“Yes, of course. I’m here to help however I can.”
“We appreciate that. We’ve identified all but one of the victims whose remains were found in the building you owned at the established time of their deaths.”
Eve laid out eleven photos. “Do you recognize any of these girls?”
“Shelby, of course, as we discussed before. And Mikki. Lupa, who was only with us briefly. I . . . This girl looks familiar, but I’m not sure.” Her finger hovered over Merry Wolcovich’s photo. “If you gave me her name, we could check our records.”
“I have. She wasn’t in residence at either of your establishments, officially.”
“If she’d been one of ours, she’d be in our records.” Shoulders stiff, she sat back. “We don’t take our responsibilities lightly.”
“But she looks familiar?”
“I . . . I just have this little flash of seeing her with Shelby, Shelby and Mikki—maybe DeLonna.”
She lifted the photo, frowning at it until a vertical line formed between her eyebrows. “She . . . I’m not sure. It was years ago, but something seems familiar.”
“Only this one?” Eve said.
“Yes, and I’m not sure of that. I—in the market!” She sat up very straight. “I went into the market, and they were all in there—with this girl. Dae Pak’s market—oh, he was such an impatient man. He complained to me, more than a few times about the children coming in, stealing or acting up. I remember because I happened to go in, and, frankly, they were being rude. I ordered the girls—our girls—to apologize and come straight back with me. I remember because I asked the other girl her name, where she lived. She told me to mind my own business, only not that politely, and ran out. I remember,” she repeated, “because I kept an eye out for her after that for a couple weeks, in case she came back. I had the feeling she might be a runaway. You start to get a sense when you w
ork with them routinely.”
“Okay.”
“Was she? A runaway?”
“Yeah.”
“And one of the girls who died.” Closing her eyes, Philadelphia laid her hand on the photo. “I should have gone after her, called CPS. I only thought of getting our girls back, and I didn’t follow through.”
“You couldn’t know,” Peabody began.
“It’s my work. I’m supposed to know. Shelby and Mikki, both of them were out of my hands when this happened to them. But some of the responsibility’s mine, isn’t it? Shelby deceived us, and she shouldn’t have been able to. We should have been more vigilant with her, but we were distracted, so excited by our good fortune we let her slip through. Now we have to live with that, with knowing that. Mikki, I don’t know what we could have done, but it feels like we could and should have been able to do something. Now they’re both gone. Both of them.”
She looked back down at the pictures, then sharply up again. “But not DeLonna. She’s not there. They were so close, the three of them. But she didn’t go with them. She stayed with us, stayed until she was sixteen.”
“But you don’t know where she is now?”
“No, and I admit, I expected, hoped, she’d keep in touch. Some of the children do, some of them don’t.”
“Did she ever ask about them? Ask to go see them or contact them?”
Philadelphia rubbed at her forehead. “It’s a lot to remember. I’ve been reviewing my notes from that time, trying to see how . . .”
She shook her head. “I noted that DeLonna withdrew for a while, claimed to be unwell. Natural enough, when two of her closest friends left.”
“Was she sick?” Eve asked.
“Lethargic, according to my notes, and my memory.
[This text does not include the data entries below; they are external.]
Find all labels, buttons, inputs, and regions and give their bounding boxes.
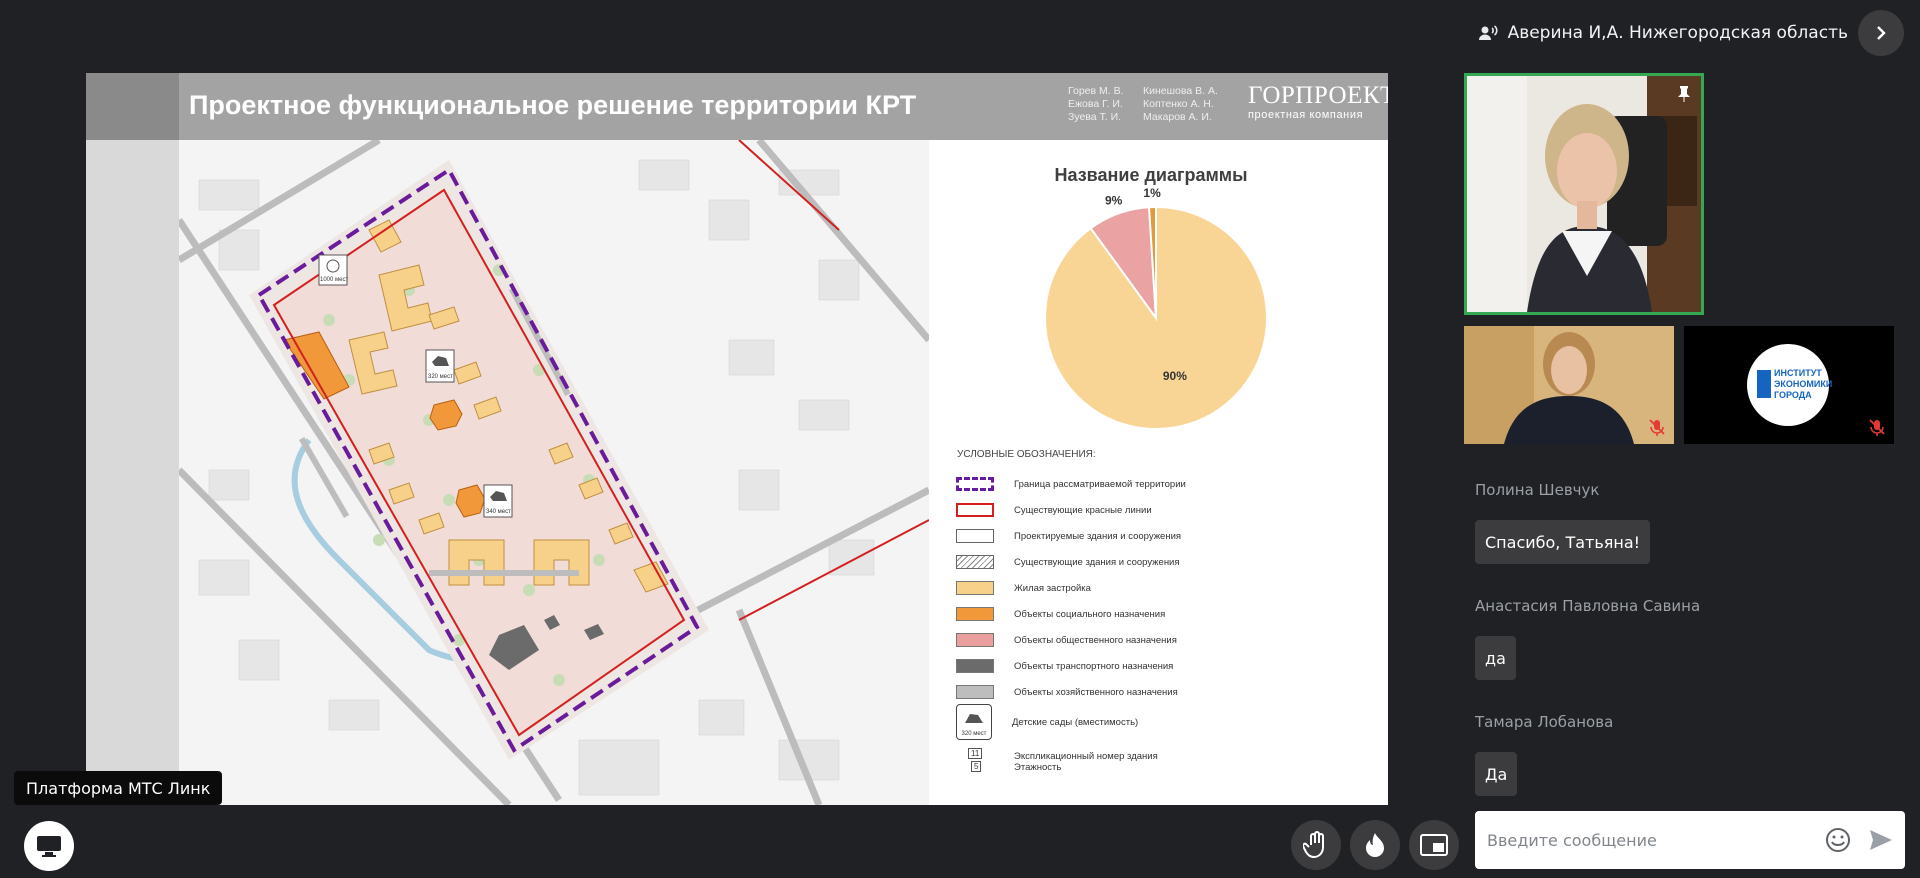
participant-video-2[interactable] — [1464, 326, 1674, 444]
legend-item: Жилая застройка — [956, 577, 1091, 599]
legend-item: Существующие здания и сооружения — [956, 551, 1180, 573]
kindergarten1-capacity-label: 320 мест — [428, 374, 453, 380]
legend-label: Объекты общественного назначения — [1014, 634, 1177, 646]
speaker-video-frame — [1467, 76, 1701, 312]
legend-item: 320 мест Детские сады (вместимость) — [956, 704, 1139, 740]
raise-hand-button[interactable] — [1291, 820, 1341, 870]
kindergarten2-capacity-label: 340 мест — [486, 509, 511, 515]
picture-in-picture-icon — [1420, 834, 1448, 856]
mic-muted-icon — [1869, 419, 1885, 436]
legend-item: Существующие красные линии — [956, 499, 1152, 521]
legend-floors: 5 — [971, 761, 982, 772]
brand-logo: ГОРПРОЕКТ проектная компания — [1248, 82, 1388, 122]
slide-title: Проектное функциональное решение террито… — [189, 90, 917, 120]
school-capacity-label: 1000 мест — [320, 277, 348, 283]
expand-panel-button[interactable] — [1858, 10, 1904, 56]
chat-message: Да — [1475, 752, 1518, 796]
chat-author: Тамара Лобанова — [1475, 713, 1614, 731]
legend-item: Объекты транспортного назначения — [956, 655, 1173, 677]
send-icon[interactable] — [1869, 829, 1893, 851]
legend-label: Проектируемые здания и сооружения — [1014, 530, 1182, 542]
site-plan-map: 1000 мест 320 мест 340 мест — [179, 140, 929, 805]
legend-item: Проектируемые здания и сооружения — [956, 525, 1181, 547]
legend-label: Объекты социального назначения — [1014, 608, 1166, 620]
platform-tooltip: Платформа МТС Линк — [14, 771, 223, 805]
reaction-button[interactable] — [1350, 820, 1400, 870]
legend-swatch: 320 мест — [956, 704, 992, 740]
speaker-icon — [1478, 25, 1498, 40]
legend-swatch — [956, 503, 994, 517]
institute-logo: ИНСТИТУТ ЭКОНОМИКИ ГОРОДА — [1747, 344, 1832, 426]
layout-button[interactable] — [1409, 820, 1459, 870]
active-speaker-name: Аверина И,А. Нижегородская область — [1507, 23, 1848, 43]
legend-label: Жилая застройка — [1014, 582, 1091, 594]
chat-message: да — [1475, 636, 1516, 680]
legend-label: Детские сады (вместимость) — [1012, 716, 1139, 728]
legend-swatch: 11 5 — [956, 748, 994, 776]
legend-swatch — [956, 555, 994, 569]
legend-swatch — [956, 685, 994, 699]
pie-slice-label: 90% — [1163, 369, 1187, 383]
authors-col1: Горев М. В. Ежова Г. И. Зуева Т. И. — [1068, 85, 1124, 123]
chat-author: Полина Шевчук — [1475, 481, 1600, 499]
legend-label: Экспликационный номер здания Этажность — [1014, 751, 1158, 773]
chevron-right-icon — [1877, 26, 1886, 40]
legend-title: УСЛОВНЫЕ ОБОЗНАЧЕНИЯ: — [957, 449, 1096, 460]
legend-swatch — [956, 581, 994, 595]
pie-slice-label: 1% — [1143, 186, 1161, 200]
legend-building-number: 11 — [968, 748, 983, 759]
screen-share-button[interactable] — [24, 821, 74, 871]
legend-swatch — [956, 477, 994, 491]
legend-item: Объекты общественного назначения — [956, 629, 1177, 651]
active-speaker-bar: Аверина И,А. Нижегородская область — [1478, 10, 1904, 56]
legend-item: Объекты хозяйственного назначения — [956, 681, 1178, 703]
legend-kinder-capacity: 320 мест — [961, 731, 987, 737]
mic-muted-icon — [1649, 419, 1665, 436]
chat-input-box[interactable]: Введите сообщение — [1475, 811, 1905, 869]
legend-label: Объекты хозяйственного назначения — [1014, 686, 1178, 698]
legend-swatch — [956, 659, 994, 673]
legend-item: 11 5 Экспликационный номер здания Этажность — [956, 748, 1158, 776]
legend-label: Существующие здания и сооружения — [1014, 556, 1180, 568]
legend-item: Граница рассматриваемой территории — [956, 473, 1186, 495]
chat-author: Анастасия Павловна Савина — [1475, 597, 1701, 615]
fire-icon — [1366, 833, 1384, 857]
authors-col2: Кинешова В. А. Коптенко А. Н. Макаров А.… — [1143, 85, 1218, 123]
message-input[interactable]: Введите сообщение — [1487, 831, 1825, 850]
legend-label: Существующие красные линии — [1014, 504, 1152, 516]
monitor-icon — [37, 836, 61, 857]
participant-video-3[interactable]: ИНСТИТУТ ЭКОНОМИКИ ГОРОДА — [1684, 326, 1894, 444]
emoji-icon[interactable] — [1825, 827, 1851, 853]
legend-swatch — [956, 633, 994, 647]
legend-label-secondary: Этажность — [1014, 762, 1062, 773]
legend-swatch — [956, 607, 994, 621]
legend-swatch — [956, 529, 994, 543]
horse-icon — [965, 714, 983, 723]
legend-item: Объекты социального назначения — [956, 603, 1165, 625]
speaker-video-main[interactable] — [1464, 73, 1704, 315]
pie-slice-label: 9% — [1105, 193, 1123, 207]
hand-icon — [1303, 831, 1324, 859]
participant2-video-frame — [1464, 326, 1674, 444]
pie-chart: 90% 9% 1% — [1044, 186, 1268, 430]
chat-message: Спасибо, Татьяна! — [1475, 520, 1651, 564]
legend-label: Граница рассматриваемой территории — [1014, 478, 1186, 490]
shared-slide: Проектное функциональное решение террито… — [86, 73, 1388, 805]
legend-label: Объекты транспортного назначения — [1014, 660, 1174, 672]
pin-icon[interactable] — [1675, 84, 1693, 102]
Weepy, though she tried to hide that. In session, when I was able to get her to open up a little, she talked about being one of the bad girls. Everyone left her because she was bad; she didn’t have a real home, a real family because she was bad. We worked on her self-esteem. She had such a beautiful voice, I was able to use singing to bring her out a bit more. But she never bonded with any of the other girls in the same way. And, as I said, she withdrew, went into a kind of grieving, which was natural, expected. She spent her free time in her room, and was, well, too biddable if you understand me. She’d simply do whatever she was assigned, then go back into her shell. It took nearly a year before she seemed to resolve herself.”
“Didn’t you question the fact neither of her friends made an effort to see her, to hang with her?”
“Lieutenant, children can be self-absorbed and their world is often . . . immediate. It’s the here and now, so the bonds formed inside The Sanctuary, or now HPCCY, can be strong, lifelong, or they can be tenuous, situational bonds, that dissolve once the situation changes.”
“And you don’t follow up?”
She lifted her hands—short, neat, unpolished nails, no rings, no bracelets. “We’re a transitional home, and most often for a relatively short time. Often the children and their guardians prefer to leave that behind, start new. We don’t interfere.”